Brunner se encontraba sentado ante el fuego y aún llevaba puesta la deslucida brigantina. Su casco y armas yacían cerca de él, dispuestos en torno de la improvisada cama de mantas y alforjas que se había montado. El guerrero sólo conservaba encima el delgado acero de Malicia de Dragón, que tenía atravesado sobre el regazo mientras miraba fijamente el fuego. Ithilweil se detuvo, momentáneamente fascinada por las duras sombras que las oscilantes llamas proyectaban sobre el curtido semblante del asesino. En su rostro había algo doloroso, algo que parecía pedirle socorro.

Era tanto dolor, tanto sufrimiento callado… Podía verlo allí, aplastado bajo la implacable curva de la boca, en las cicatrices de dentados bordes que le afeaban una mejilla y la frente. Estaba en los ojos, congelado dentro del helor que había consumido el alma del hombre. Algo terrible le había sucedido, algo que había devorado su mundo, que le había arrebatado todo lo que hacía que su existencia mereciese la pena de ser vivida y que, en una crueldad final, le había negado el refugio de una muerte decente para abandonarlo a una fantasmal existencia entre sombras y oscuridad. Tal vez Ithilweil era la única que había visto todo eso en los fríos ojos del asesino, la lastimosa tragedia que alimentaba al despiadado cazador. Porque eran unos ojos que se parecían a los de su propio pueblo, una raza fantasma que se perdía entre los abandonados restos de una civilización que había sido gloriosa y cuya hora ya había pasado.

—¿Qué veis en las llamas? —se atrevió a preguntar Ithilweil.

El cazador de recompensas no la miro al responder.

—Cosas que nunca han sido —dijo Brunner. Sus ojos se alzaron para mirar los de ella, y la tragedia volvió a apagarse, abrumada por el fuego del odio—. Cosas que llegarán a ser.

Ithilweil se acercó más y se sentó grácilmente en el suelo, junto a Brunner.

—Entre mi pueblo existe una fábula que dice que si uno mira el fuego durante el tiempo suficiente, puede ver su propia muerte en las llamas —comentó.

El cazador de recompensas sacudió la cabeza con una sonrisa ceñuda en el rostro.

—Veo la muerte de otros hombres, no la mía —declaró—. Pero la muerte es un precio demasiado pequeño para el hombre al que veo en las llamas. Me debe mucho más. —Una mano del cazador de recompensas se cerró en un puño, y su voz bajó hasta ser un susurro ronco—. A él se lo arrebataré todo.

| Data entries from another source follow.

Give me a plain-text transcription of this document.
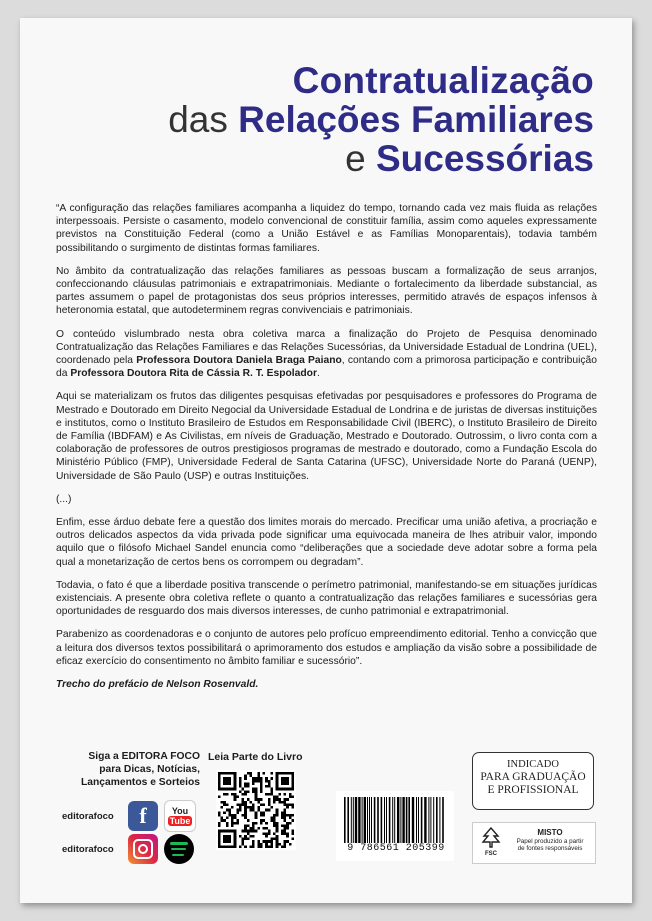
Contratualização
das Relações Familiares
e Sucessórias

“A configuração das relações familiares acompanha a liquidez do tempo, tornando cada vez mais fluida as relações interpessoais. Persiste o casamento, modelo convencional de constituir família, assim como aqueles expressamente previstos na Constituição Federal (como a União Estável e as Famílias Monoparentais), todavia também possibilitando o surgimento de distintas formas familiares.

No âmbito da contratualização das relações familiares as pessoas buscam a formalização de seus arranjos, confeccionando cláusulas patrimoniais e extrapatrimoniais. Mediante o fortalecimento da liberdade substancial, as partes assumem o papel de protagonistas dos seus próprios interesses, permitido através de espaços infensos à heteronomia estatal, que autodeterminem regras convivenciais e patrimoniais.

O conteúdo vislumbrado nesta obra coletiva marca a finalização do Projeto de Pesquisa denominado Contratualização das Relações Familiares e das Relações Sucessórias, da Universidade Estadual de Londrina (UEL), coordenado pela Professora Doutora Daniela Braga Paiano, contando com a primorosa participação e contribuição da Professora Doutora Rita de Cássia R. T. Espolador.

Aqui se materializam os frutos das diligentes pesquisas efetivadas por pesquisadores e professores do Programa de Mestrado e Doutorado em Direito Negocial da Universidade Estadual de Londrina e de juristas de diversas instituições e institutos, como o Instituto Brasileiro de Estudos em Responsabilidade Civil (IBERC), o Instituto Brasileiro de Direito de Família (IBDFAM) e As Civilistas, em níveis de Graduação, Mestrado e Doutorado. Outrossim, o livro conta com a colaboração de professores de outros prestigiosos programas de mestrado e doutorado, como a Fundação Escola do Ministério Público (FMP), Universidade Federal de Santa Catarina (UFSC), Universidade Norte do Paraná (UENP), Universidade de São Paulo (USP) e outras Instituições.

(...)

Enfim, esse árduo debate fere a questão dos limites morais do mercado. Precificar uma união afetiva, a procriação e outros delicados aspectos da vida privada pode significar uma equivocada maneira de lhes atribuir valor, impondo aquilo que o filósofo Michael Sandel enuncia como “deliberações que a sociedade deve adotar sobre a forma pela qual a monetarização de certos bens os corrompem ou degradam”.

Todavia, o fato é que a liberdade positiva transcende o perímetro patrimonial, manifestando-se em situações jurídicas existenciais. A presente obra coletiva reflete o quanto a contratualização das relações familiares e sucessórias gera oportunidades de resguardo dos mais diversos interesses, de cunho patrimonial e extrapatrimonial.

Parabenizo as coordenadoras e o conjunto de autores pelo profícuo empreendimento editorial. Tenho a convicção que a leitura dos diversos textos possibilitará o aprimoramento dos estudos e ampliação da visão sobre a possibilidade de eficaz exercício do consentimento no âmbito familiar e sucessório”.

Trecho do prefácio de Nelson Rosenvald.

Siga a EDITORA FOCO
para Dicas, Notícias,
Lançamentos e Sorteios
editorafoco	f	You
Tube
editorafoco
Leia Parte do Livro
9 786561 205399
INDICADO
PARA GRADUAÇÃO
E PROFISSIONAL
FSC
MISTO
Papel produzido a partir
de fontes responsáveis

—Aquellos que consagran su vida a la venganza, acaban siendo consumidos por ella —le advirtió la elfa—. He visto en qué se convierten los que se entregan al odio. Son criaturas terribles y coléricas que no llegan a conocer el solaz de una caricia ni la calidez de una voz amorosa. Vos me los recordáis, a los del pueblo perdido de Nagarythe. —Ithilweil sacudió tristemente la cabeza—. Los llamamos guerreros sombra, pero no porque moren en los umbríos cañones de su destrozada tierra natal ni porque ataquen a sus odiados parientes a cubierto de la noche. No, los llamamos sombras porque es lo que son. No están completos porque toda luz y todo amor los han abandonado para dejar sólo odio y sed de venganza en ellos.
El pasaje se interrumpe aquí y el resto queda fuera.